Over objections from House liberals, President Barack Obama successfully pushed a bill through Congress earlier this month that allows the executive branch to unilaterally exempt photos of detainee abuse from disclosure under the Freedom of Information Act. The law rendered moot an appeals court decision that would have forced the administration to release the photos. It was also an attempt to preempt a Supreme Court fight over the lower court's ruling.
But the legal wrangling isn't over. The Supreme Court must still decide whether to take up the matter. So both sides—the Obama Justice Department and the ACLU—have to hash out what the new law means for their respective arguments about the photos. It remains to be seen whether the government will still press forward with its appeal given the changed situation. On Thursday, Solicitor General Elena Kagan told the Supreme Court in a letter [PDF] that she plans to file a new brief that takes into account the new legislation, which President Obama signed that day.

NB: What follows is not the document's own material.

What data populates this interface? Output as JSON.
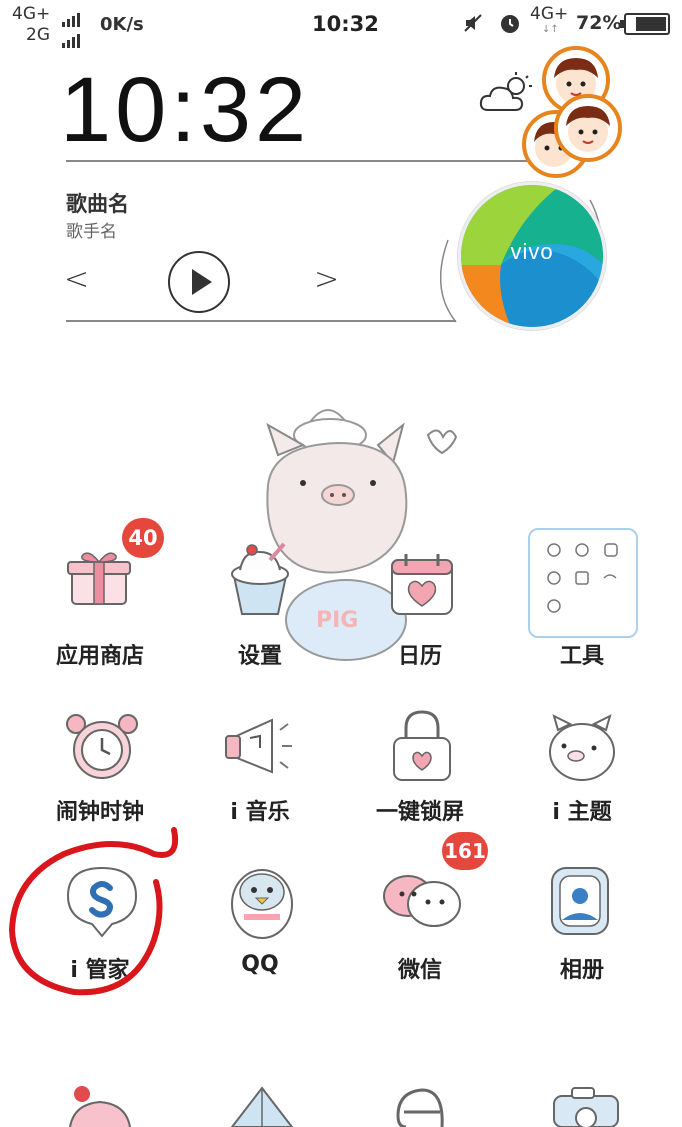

The immediate impact of Kagan's letter is that the Supreme Court will probably postpone its decision, originally scheduled for today, on whether to take up the case. If it does eventually take up the case, it could conceivably rule that the government was right to withhold the photos under its original argument, rejected by the appeals court, that it could withhold any information that might put anyone, anywhere in danger. That decision would blow an even bigger hole in FOIA than the detainee photo legislation already has.